*3*Hayatta, korunmaya muhtaç durumda olduğum, hiçbir an olmamıştı. Birilerine sığındığım, birilerinin kolları arasında güvende hissetmek istediğim, hiçbir an... O yüzden bir koruma, en son ihtiyacım olan şeydi.
Mete ile dakikalarca bakıştık. Metal grisi gözleri, fazla yoğun bakıyordu. Derin bir okyanusa dalmışçasına, boğucu ve sert dalgalarını çarpar gibi süzüyordu gözlerimi. Güvenilir bir yanı yoktu. Aksine fazlasıyla tehditkar görünüyordu. Ya da fazla soğuk ve sert. Tabii yapacağı işi baz alırsak, bir korumanın güler yüzlü olması beklenmemeliydi sanırım.
"Eminim, bundan sonra fazlasıyla güvende olacaksın," dedi gülümserken.
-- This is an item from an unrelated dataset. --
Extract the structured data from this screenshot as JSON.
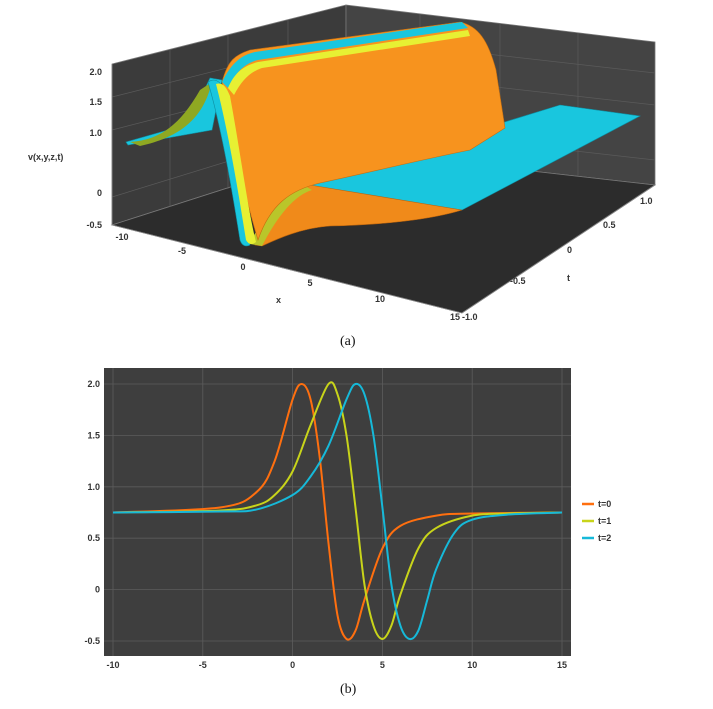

Gözlerimiz arasında kurduğumuz bağ, konuşması ve gülümsemesi ile koptu. Kesinlikle gülünce fazla güzel oluyordu. Biraz önceki sertliğinin yerini, daha ılıman bir adam aldı.
Bakışlarımı ondan kaydırarak, babama yönelttim. "Bir korumanın hiç gereği yok, bunu biliyorsun değil mi?"
Son bir umut, vazgeçmesini umdum ama daha en başından bunun yersiz olduğunu biliyordum. Karar, çoktan alınmış, fikrim ise sorulmamıștı.
"Mecburuz. En azından artık gözüm arkada kalmayacak kızım. Lütfen, bu konuyu tartışmayalım."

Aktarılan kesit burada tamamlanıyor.